Suara partai politik yang sebelumnya menolak atau belum mengambil sikap pun berubah setelah PKPU diundangkan.

Punya Instrumen

Tak cuma perangkat regulasi, Komisioner Komisi Pemilihan Umum KPU Hasyim Asyari mengatakan lembaganya juga punya instrumen untuk mendeteksi bakal calon anggota legislatif yang merupakan mantan terpidana korupsi.

Begitu juga dengan mantan terpidana kejahatan seksual terhadap anak dan narkoba, yang dilarang menurut Peraturan KPU (PKPU) Nomor 20 Tahun 2018 untuk menjadi caleg.

"KPU punya sistem yang bisa mendeteksi di dalam daftar calon tuh, ada mantan napi koruptornya nggak. Silon ini sistem informasi pencalonan," ungkap Hasyim di Gedung KPU RI, Jakarta Pusat, Rabu (4/7/2018).

Menurut dia, jika nantinya terdeteksi ada bacaleg yang pernah terkena ketiga kasus tersebut, maka KPU akan langsung mengembalikan berkas yang telah mereka serahkan. Hasyim pun menegaskan, partai politik bisa mengganti bacalegnya yang bermasalah.

"Boleh (diajukan kembali) kalau calon yang itu tadi sudah diganti. Atau dicoret," ujar Hasyim menegaskan.

Bacaleg disebut telah terdaftar, kata dia, jika bacaleg itu sudah dinyatakan tak bermasalah.

"Kan mereka dateng nih kita periksa dulu. Itu sistemnya KPU sudah bisa kelap kelip (terdeteksi) itu kalau masuk kategori 3 tadi, 'mohon maaf ya bawa pulang dulu' itu artinya belum didaftar. Baru didaftar kalo apa? Kalau sudah bersih," imbuhnya.

 

Masih Bisa Berubah

Ketua Komisi Pemilihan Umum (KPU) Arief Budiman menjelaskan, Peraturan KPU (PKPU) yang melarang eks narapidana kasus korupsi menjadi caleg dapat diubah.

"Peraturan itu kan bukan sesuatu yang mati. Mau diubah, bisa. Tapi cara mengubahnya ada mekanismenya," ujar Arief di Gedung KPU RI, Jakarta Pusat, Selasa 3 Juli 2018.

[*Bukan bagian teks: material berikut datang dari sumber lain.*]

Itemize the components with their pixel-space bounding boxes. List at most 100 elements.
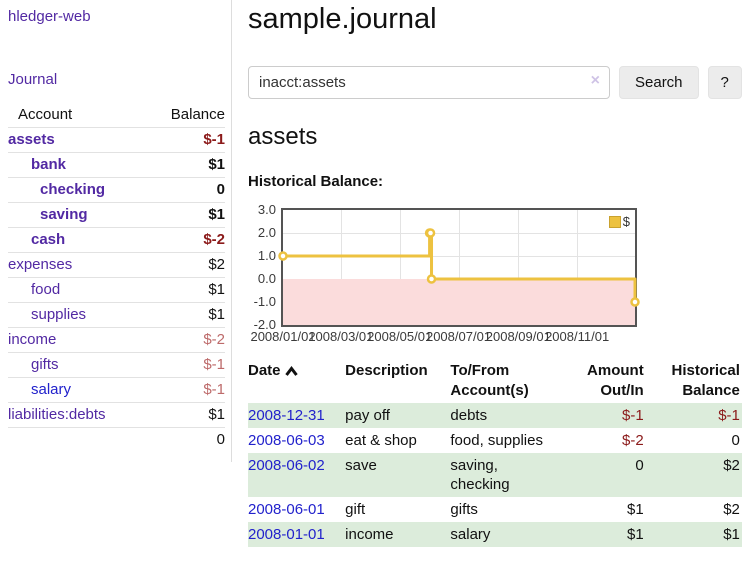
x-axis-tick-label: 2008/11/01: [545, 329, 610, 344]
account-row: assets $-1: [8, 127, 225, 153]
data-point: [278, 251, 288, 261]
data-point: [630, 297, 640, 307]
transaction-date-link[interactable]: 2008-06-02: [248, 457, 325, 474]
transaction-amount: $1: [627, 501, 644, 518]
account-link[interactable]: supplies: [31, 306, 87, 323]
transaction-balance: $-1: [645, 403, 742, 428]
v-gridline: [577, 210, 579, 325]
transaction-description: eat & shop: [345, 432, 417, 449]
accounts-total-spacer: [8, 427, 148, 452]
header-description: Description: [345, 362, 428, 379]
data-point: [425, 228, 436, 238]
x-axis-tick-label: 2008/09/01: [485, 329, 551, 344]
x-axis-tick-label: 2008/05/01: [367, 329, 433, 344]
chart-plot-area: $: [278, 208, 640, 327]
transaction-amount: 0: [556, 453, 646, 497]
account-link[interactable]: assets: [8, 131, 55, 148]
main-content: sample.journal × Search ? assets Histori…: [232, 0, 742, 547]
account-heading: assets: [248, 123, 318, 150]
transaction-balance: 0: [731, 432, 740, 449]
accounts-header-account: Account: [8, 103, 148, 128]
transaction-row: 2008-06-03 eat & shop food, supplies $-2 0: [248, 428, 742, 453]
account-balance: $1: [147, 402, 225, 428]
account-row: salary $-1: [8, 377, 225, 403]
search-button[interactable]: Search: [619, 66, 699, 99]
transaction-balance: $2: [645, 453, 742, 497]
transactions-table: Date Description To/From Account(s) Amou…: [248, 359, 742, 547]
accounts-table: Account Balance assets $-1 bank $1 checking 0…: [8, 103, 225, 452]
account-balance: $1: [147, 202, 225, 228]
accounts-total-row: 0: [8, 427, 225, 452]
account-link[interactable]: cash: [31, 231, 66, 248]
below-zero-region: [283, 279, 635, 325]
transaction-amount: $-1: [556, 403, 646, 428]
account-balance: $-2: [147, 327, 225, 353]
x-axis-tick-label: 2008/01/01: [250, 329, 316, 344]
search-form: × Search ?: [248, 66, 742, 99]
transaction-amount: $-2: [622, 432, 644, 449]
transaction-description: gift: [345, 501, 366, 518]
account-link[interactable]: income: [8, 331, 57, 348]
historical-balance-chart: $ 3.0 2.0 1.0 0.0 -1.0 -2.0 2008/01/01 2008/03/…: [248, 198, 736, 344]
y-axis-tick-label: 1.0: [257, 248, 276, 263]
chart-title: Historical Balance:: [248, 173, 384, 190]
h-gridline: [283, 233, 635, 234]
transactions-header-row: Date Description To/From Account(s) Amou…: [248, 359, 742, 403]
h-gridline: [283, 256, 635, 257]
clear-search-icon[interactable]: ×: [590, 72, 600, 89]
account-link[interactable]: expenses: [8, 256, 73, 273]
header-amount: Amount Out/In: [587, 362, 644, 399]
transaction-row: 2008-06-01 gift gifts $1 $2: [248, 497, 742, 522]
accounts-total-value: 0: [147, 427, 225, 452]
data-point: [426, 274, 437, 284]
account-row: saving $1: [8, 202, 225, 228]
legend-label: $: [622, 214, 630, 229]
account-balance: $1: [147, 302, 225, 328]
account-link[interactable]: food: [31, 281, 61, 298]
chart-legend: $: [608, 214, 630, 229]
y-axis-tick-label: -2.0: [253, 317, 276, 332]
transaction-date-link[interactable]: 2008-06-03: [248, 432, 325, 449]
y-axis-tick-label: 3.0: [257, 202, 276, 217]
account-row: food $1: [8, 277, 225, 303]
search-input[interactable]: [248, 66, 610, 99]
y-axis-tick-label: 0.0: [257, 271, 276, 286]
account-row: bank $1: [8, 152, 225, 178]
transaction-amount: $1: [556, 522, 646, 547]
account-link[interactable]: gifts: [31, 356, 59, 373]
app-brand-link[interactable]: hledger-web: [8, 8, 91, 25]
v-gridline: [340, 210, 342, 325]
transaction-date-link[interactable]: 2008-01-01: [248, 526, 325, 543]
account-link[interactable]: saving: [40, 206, 88, 223]
account-row: gifts $-1: [8, 352, 225, 378]
transaction-row: 2008-06-02 save saving, checking 0 $2: [248, 453, 742, 497]
v-gridline: [399, 210, 401, 325]
transaction-description: pay off: [345, 403, 451, 428]
y-axis-tick-label: 2.0: [257, 225, 276, 240]
account-row: supplies $1: [8, 302, 225, 328]
header-balance: Historical Balance: [671, 362, 740, 399]
account-link[interactable]: bank: [31, 156, 67, 173]
transaction-row: 2008-01-01 income salary $1 $1: [248, 522, 742, 547]
account-link[interactable]: salary: [31, 381, 72, 398]
legend-swatch-icon: [608, 215, 621, 228]
transaction-accounts: debts: [450, 403, 557, 428]
sidebar-item-journal[interactable]: Journal: [8, 71, 58, 88]
transaction-balance: $2: [723, 501, 740, 518]
transaction-date-link[interactable]: 2008-06-01: [248, 501, 325, 518]
x-axis-tick-label: 2008/03/01: [308, 329, 374, 344]
account-balance: $-2: [147, 227, 225, 253]
account-row: checking 0: [8, 177, 225, 203]
account-link[interactable]: checking: [40, 181, 106, 198]
y-axis-tick-label: -1.0: [253, 294, 276, 309]
x-axis-tick-label: 2008/07/01: [425, 329, 492, 344]
page-title: sample.journal: [248, 3, 437, 35]
transaction-description: income: [345, 522, 451, 547]
account-link[interactable]: liabilities:debts: [8, 406, 106, 423]
header-date[interactable]: Date: [248, 359, 345, 403]
help-button[interactable]: ?: [707, 66, 742, 99]
account-balance: $-1: [147, 127, 225, 153]
transaction-date-link[interactable]: 2008-12-31: [248, 407, 325, 424]
v-gridline: [518, 210, 520, 325]
transaction-row: 2008-12-31 pay off debts $-1 $-1: [248, 403, 742, 428]
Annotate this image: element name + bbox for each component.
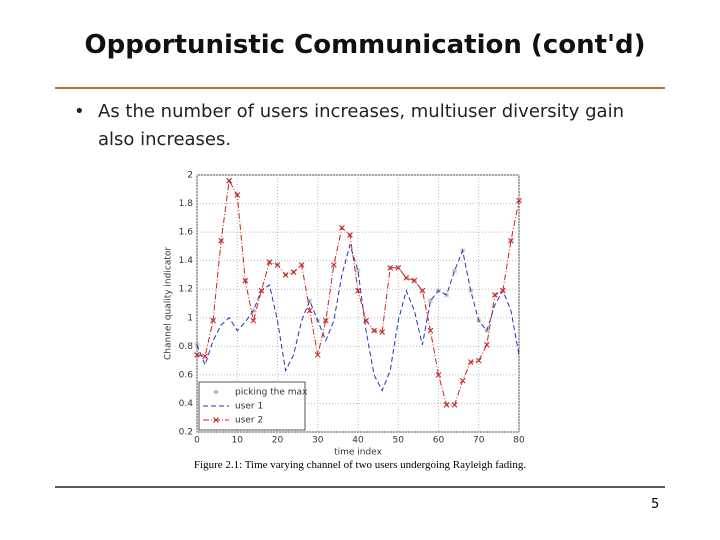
marker: [363, 317, 369, 324]
legend-box: [198, 381, 306, 431]
marker: [516, 197, 522, 204]
marker: [290, 269, 297, 275]
y-tick-label: 2: [187, 171, 193, 181]
marker: [347, 232, 353, 238]
marker: [379, 329, 386, 335]
marker: [355, 268, 361, 274]
marker: [314, 352, 321, 358]
marker: [419, 287, 426, 294]
marker: [443, 402, 450, 408]
marker: [307, 298, 313, 304]
marker: [500, 287, 506, 294]
marker: [403, 274, 410, 281]
marker: [452, 268, 458, 274]
y-tick-label: 1.6: [179, 228, 194, 238]
caption: Figure 2.1: Time varying channel of two …: [193, 459, 527, 471]
marker: [411, 277, 418, 284]
marker: [491, 292, 498, 298]
marker: [475, 357, 482, 364]
marker: [387, 264, 394, 271]
y-tick-label: 0.4: [179, 399, 194, 409]
marker: [483, 342, 490, 348]
marker: [330, 262, 337, 268]
legend-label: picking the max: [235, 388, 308, 398]
y-tick-label: 0.8: [179, 342, 194, 352]
y-tick-label: 1.4: [179, 256, 194, 266]
x-tick-label: 60: [433, 436, 445, 446]
marker: [202, 353, 208, 360]
marker: [467, 359, 474, 365]
x-axis-label: time index: [334, 448, 382, 458]
marker: [194, 352, 200, 358]
marker: [218, 237, 225, 244]
y-axis-label: Channel quality indicator: [164, 247, 174, 360]
bullet-dot: •: [74, 101, 85, 122]
marker: [234, 192, 241, 198]
marker: [459, 377, 466, 384]
marker: [322, 317, 329, 324]
marker: [274, 262, 281, 268]
marker: [355, 287, 361, 294]
x-tick-label: 20: [272, 436, 284, 446]
page-number: 5: [651, 497, 660, 512]
y-tick-label: 1.8: [179, 199, 194, 209]
y-tick-label: 0.6: [179, 370, 194, 380]
marker: [451, 402, 458, 408]
legend-marker: [213, 389, 219, 395]
y-tick-label: 0.2: [179, 428, 193, 438]
marker: [339, 224, 345, 231]
legend-marker: [213, 417, 219, 423]
marker: [298, 262, 305, 268]
x-tick-label: 10: [232, 436, 244, 446]
x-tick-label: 50: [393, 436, 405, 446]
marker: [266, 259, 273, 265]
x-tick-label: 30: [312, 436, 324, 446]
marker: [282, 272, 289, 278]
x-tick-label: 80: [513, 436, 525, 446]
legend-label: user 1: [235, 402, 263, 412]
marker: [435, 372, 442, 378]
marker: [210, 317, 216, 324]
slide-title: Opportunistic Communication (cont'd): [84, 30, 646, 60]
marker: [427, 327, 434, 334]
series-line: [196, 243, 520, 392]
marker: [395, 264, 402, 271]
marker: [371, 327, 377, 334]
x-tick-label: 0: [194, 436, 200, 446]
marker: [306, 307, 313, 314]
x-tick-label: 40: [352, 436, 364, 446]
marker: [427, 298, 433, 304]
marker: [242, 277, 249, 284]
marker: [250, 317, 257, 324]
marker: [258, 287, 265, 294]
x-tick-label: 70: [473, 436, 485, 446]
marker: [226, 177, 233, 184]
marker: [508, 237, 514, 244]
bullet-text: As the number of users increases, multiu…: [98, 101, 624, 150]
y-tick-label: 1.2: [179, 285, 193, 295]
legend-label: user 2: [235, 416, 263, 426]
y-tick-label: 1: [187, 313, 193, 323]
bullet: • As the number of users increases, multi…: [74, 98, 664, 154]
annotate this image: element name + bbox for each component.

Dia menuturkan, terdapat dua cara mengubah aturan tersebut. Cara pertama yakni internal KPU sendiri.

"Wong KPU yang buat maka bisa juga mengubahnya," tutur Arief. Cara kedua, dengan pihak lain mengajukan uji materi atau judicial review.

Arief menyatakan, meski peraturan tersebut telah resmi diberlakukan, KPU tetap membuka ruang untuk berdiskusi dengan berbagai pihak.

Menurut dia, terdapat sejumlah situasi dan kondisi yang bisa membuat KPU mengubah peraturannya sendiri ketika tahapan pemilu sudah berjalan. Namun dia menegaskan, pasti ada alasan logis atau rasional sehingga PKPU tersebut harus diubah.

"Misal ada putusan MK. PKPU mengatakan A, MK memutus untuk hal yang sama, harus B. Maka KPU mengubah PKPU," sebut Arief.

"Kedua, dalam perjalanannya, KPU melihat 'wah nggak tepat harusnya pakai yang ini'. KPU melakukan rapat mengubah, boleh. Jadi ada kejadian, putusan hukum baru. Begitu," sambungnya.

Namun, Arief menyangkal lembaganya akan takluk dengan tekanan yang bersifat politik untuk mengubah PKPU Nomor 20 Tahun 2018 itu. Dia menegaskan, fakta logis atau rasionallah yang dapat mengubah peraturan tersebut.

"Enggak. KPU secara mandiri. Kalau direvisi bukan karena tekanan. Pasti karena ada fakta yang logis rasional yang membuat itu," Arief menegaskan.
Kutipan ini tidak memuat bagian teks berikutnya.